Affiliation:
1. Department of Plastic and Reconstructive Surgery, Wake Forest University, Winston-Salem, N.C.
2. Division of Plastic and Reconstructive Surgery, Virginia Commonwealth University, Richmond, Va.
Abstract
Summary:
The complexity of a gunshot wound to the hand with segmental bone loss and adjacent joint disruption presents a unique challenge for the reconstructive surgeon. There are several options for posttraumatic reconstruction of hand joint defects, ranging from arthrodesis, implants, and autologous arthroplasty. Despite the abundance of literature regarding guidelines for isolated osteoplasty and arthroplasty, there are only case reports describing management of bone and joint defects, all within the setting of cancer resection.

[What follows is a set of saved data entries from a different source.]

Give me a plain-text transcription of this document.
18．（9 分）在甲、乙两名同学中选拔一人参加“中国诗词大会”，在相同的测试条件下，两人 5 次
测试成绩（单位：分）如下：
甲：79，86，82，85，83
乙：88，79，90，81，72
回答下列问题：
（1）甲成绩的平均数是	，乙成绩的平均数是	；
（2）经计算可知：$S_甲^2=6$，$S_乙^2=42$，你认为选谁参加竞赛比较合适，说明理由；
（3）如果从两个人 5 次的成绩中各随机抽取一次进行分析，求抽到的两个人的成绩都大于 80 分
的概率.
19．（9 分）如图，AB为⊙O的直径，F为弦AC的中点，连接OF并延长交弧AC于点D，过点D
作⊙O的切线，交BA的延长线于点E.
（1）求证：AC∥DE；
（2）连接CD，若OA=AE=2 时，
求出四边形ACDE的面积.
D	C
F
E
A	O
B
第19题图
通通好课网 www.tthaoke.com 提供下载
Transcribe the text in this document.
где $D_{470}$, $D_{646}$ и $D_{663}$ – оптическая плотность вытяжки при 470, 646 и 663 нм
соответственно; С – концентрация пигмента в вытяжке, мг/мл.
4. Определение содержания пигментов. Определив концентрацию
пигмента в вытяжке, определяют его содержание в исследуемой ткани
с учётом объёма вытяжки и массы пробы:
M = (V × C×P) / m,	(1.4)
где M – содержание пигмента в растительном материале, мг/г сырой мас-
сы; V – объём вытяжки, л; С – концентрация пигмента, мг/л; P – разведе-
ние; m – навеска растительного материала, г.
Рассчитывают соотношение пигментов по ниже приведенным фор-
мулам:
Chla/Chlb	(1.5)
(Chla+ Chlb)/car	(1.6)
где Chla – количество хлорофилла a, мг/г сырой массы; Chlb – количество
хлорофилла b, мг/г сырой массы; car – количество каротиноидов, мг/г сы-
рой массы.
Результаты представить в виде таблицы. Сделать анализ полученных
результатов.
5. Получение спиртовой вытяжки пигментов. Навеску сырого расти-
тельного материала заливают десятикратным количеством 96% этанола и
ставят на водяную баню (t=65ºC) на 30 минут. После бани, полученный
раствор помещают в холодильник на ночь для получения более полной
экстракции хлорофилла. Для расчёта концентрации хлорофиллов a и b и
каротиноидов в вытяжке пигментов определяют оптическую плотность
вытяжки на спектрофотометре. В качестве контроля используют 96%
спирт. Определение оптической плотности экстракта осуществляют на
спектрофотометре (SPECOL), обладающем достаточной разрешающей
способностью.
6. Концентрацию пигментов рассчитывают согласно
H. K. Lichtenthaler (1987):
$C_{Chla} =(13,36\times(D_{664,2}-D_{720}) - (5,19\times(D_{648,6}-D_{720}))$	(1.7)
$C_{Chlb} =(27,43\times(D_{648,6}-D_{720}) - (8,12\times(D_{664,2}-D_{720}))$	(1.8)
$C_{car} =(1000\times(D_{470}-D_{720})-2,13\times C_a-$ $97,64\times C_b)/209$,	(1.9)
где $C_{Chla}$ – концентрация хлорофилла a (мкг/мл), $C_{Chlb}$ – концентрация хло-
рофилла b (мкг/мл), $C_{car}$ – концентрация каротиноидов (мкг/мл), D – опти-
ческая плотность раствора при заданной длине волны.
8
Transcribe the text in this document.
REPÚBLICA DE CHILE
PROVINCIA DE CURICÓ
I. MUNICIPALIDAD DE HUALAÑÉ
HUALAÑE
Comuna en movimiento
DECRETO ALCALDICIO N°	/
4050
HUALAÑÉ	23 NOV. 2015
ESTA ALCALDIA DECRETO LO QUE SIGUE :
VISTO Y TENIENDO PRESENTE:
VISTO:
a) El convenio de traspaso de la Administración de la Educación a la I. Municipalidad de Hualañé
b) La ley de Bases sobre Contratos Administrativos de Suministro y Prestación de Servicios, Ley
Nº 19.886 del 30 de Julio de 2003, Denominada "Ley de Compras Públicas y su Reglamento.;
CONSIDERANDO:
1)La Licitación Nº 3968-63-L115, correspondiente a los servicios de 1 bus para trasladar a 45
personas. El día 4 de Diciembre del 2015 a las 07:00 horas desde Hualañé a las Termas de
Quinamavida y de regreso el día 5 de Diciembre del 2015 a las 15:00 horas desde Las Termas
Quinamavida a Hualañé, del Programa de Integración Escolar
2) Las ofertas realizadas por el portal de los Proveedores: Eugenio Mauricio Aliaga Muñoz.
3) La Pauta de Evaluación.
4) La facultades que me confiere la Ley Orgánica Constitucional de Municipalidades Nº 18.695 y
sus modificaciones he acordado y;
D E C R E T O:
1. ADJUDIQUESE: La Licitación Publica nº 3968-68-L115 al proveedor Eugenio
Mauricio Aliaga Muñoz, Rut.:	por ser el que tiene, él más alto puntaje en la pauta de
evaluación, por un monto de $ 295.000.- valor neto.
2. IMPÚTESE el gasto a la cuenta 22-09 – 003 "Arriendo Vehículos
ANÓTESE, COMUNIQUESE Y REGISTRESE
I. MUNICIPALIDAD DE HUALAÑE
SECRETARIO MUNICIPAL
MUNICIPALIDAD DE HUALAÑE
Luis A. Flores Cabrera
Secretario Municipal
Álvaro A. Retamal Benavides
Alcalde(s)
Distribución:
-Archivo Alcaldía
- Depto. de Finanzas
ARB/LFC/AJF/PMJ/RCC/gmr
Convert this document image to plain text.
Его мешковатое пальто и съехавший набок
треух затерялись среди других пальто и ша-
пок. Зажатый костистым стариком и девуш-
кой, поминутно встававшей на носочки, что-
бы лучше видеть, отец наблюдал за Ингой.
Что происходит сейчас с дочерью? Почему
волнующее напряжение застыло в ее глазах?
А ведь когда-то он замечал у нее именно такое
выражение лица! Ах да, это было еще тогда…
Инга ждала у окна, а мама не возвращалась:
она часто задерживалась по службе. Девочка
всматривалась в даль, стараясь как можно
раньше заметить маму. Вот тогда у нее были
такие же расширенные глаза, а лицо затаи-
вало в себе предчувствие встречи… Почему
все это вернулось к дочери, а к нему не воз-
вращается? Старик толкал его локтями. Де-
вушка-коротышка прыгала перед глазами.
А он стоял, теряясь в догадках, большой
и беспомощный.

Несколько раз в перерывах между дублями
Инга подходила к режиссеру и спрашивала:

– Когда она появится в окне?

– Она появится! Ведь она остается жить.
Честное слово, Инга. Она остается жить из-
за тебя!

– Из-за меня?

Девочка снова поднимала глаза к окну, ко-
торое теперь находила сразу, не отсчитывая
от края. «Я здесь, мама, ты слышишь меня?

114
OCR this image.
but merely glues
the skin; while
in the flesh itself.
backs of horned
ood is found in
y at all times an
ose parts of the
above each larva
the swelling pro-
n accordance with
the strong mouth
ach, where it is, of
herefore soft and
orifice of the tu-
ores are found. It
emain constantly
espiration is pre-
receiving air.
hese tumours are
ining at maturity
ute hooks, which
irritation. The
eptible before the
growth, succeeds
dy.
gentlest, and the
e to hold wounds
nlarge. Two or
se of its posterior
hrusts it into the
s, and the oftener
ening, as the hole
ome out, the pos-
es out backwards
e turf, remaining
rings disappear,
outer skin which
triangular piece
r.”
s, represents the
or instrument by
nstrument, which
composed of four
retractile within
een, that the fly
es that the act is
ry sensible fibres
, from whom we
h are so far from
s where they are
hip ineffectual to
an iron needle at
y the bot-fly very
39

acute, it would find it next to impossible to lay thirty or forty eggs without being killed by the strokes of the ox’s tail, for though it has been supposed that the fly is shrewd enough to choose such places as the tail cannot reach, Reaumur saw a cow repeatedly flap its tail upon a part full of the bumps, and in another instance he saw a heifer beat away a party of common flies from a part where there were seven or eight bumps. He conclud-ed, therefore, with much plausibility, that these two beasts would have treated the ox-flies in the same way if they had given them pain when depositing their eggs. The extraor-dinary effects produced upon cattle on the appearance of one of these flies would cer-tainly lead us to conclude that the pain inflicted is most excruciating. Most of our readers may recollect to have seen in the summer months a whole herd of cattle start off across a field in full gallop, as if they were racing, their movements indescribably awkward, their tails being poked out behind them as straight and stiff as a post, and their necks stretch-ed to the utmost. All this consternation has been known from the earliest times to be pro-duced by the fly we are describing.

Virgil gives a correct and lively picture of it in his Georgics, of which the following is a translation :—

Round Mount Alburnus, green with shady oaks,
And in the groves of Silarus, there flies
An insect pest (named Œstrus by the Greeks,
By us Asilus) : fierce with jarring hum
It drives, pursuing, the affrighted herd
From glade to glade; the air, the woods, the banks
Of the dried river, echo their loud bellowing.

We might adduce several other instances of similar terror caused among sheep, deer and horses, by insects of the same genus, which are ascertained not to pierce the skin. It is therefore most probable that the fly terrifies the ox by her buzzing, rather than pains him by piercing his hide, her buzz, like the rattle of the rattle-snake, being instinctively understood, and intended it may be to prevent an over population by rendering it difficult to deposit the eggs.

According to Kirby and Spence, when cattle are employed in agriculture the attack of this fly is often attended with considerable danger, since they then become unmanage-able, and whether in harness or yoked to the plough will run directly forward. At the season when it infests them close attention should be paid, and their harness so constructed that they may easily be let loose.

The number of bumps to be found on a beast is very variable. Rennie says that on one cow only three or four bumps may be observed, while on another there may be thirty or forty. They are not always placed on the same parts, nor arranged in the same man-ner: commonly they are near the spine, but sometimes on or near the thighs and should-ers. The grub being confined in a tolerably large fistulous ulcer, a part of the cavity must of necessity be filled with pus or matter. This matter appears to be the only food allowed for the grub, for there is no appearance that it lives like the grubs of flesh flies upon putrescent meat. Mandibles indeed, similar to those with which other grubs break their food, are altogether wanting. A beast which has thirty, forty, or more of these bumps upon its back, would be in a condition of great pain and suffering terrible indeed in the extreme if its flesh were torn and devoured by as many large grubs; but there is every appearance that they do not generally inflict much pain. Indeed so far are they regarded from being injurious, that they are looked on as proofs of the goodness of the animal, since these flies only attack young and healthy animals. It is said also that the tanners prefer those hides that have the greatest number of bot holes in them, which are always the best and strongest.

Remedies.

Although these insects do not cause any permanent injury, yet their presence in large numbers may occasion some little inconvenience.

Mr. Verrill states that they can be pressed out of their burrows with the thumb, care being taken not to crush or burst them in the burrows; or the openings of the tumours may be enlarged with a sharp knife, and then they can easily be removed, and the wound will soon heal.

This case report presents a 24-year-old, right-hand dominant man with a gunshot wound to his left hand involving the fifth metacarpal and metacarpal phalangeal joint. The metacarpal was reconstructed with a fibular bone allograft with simultaneous placement of a silicone arthroplasty implant, allowing preservation of motion at the metacarpal phalangeal joint with satisfactory functional outcomes. This illustrates the feasibility of successfully reconstructing segmental bone loss and adjacent joint defects simultaneously in the traumatic setting of firearm injuries.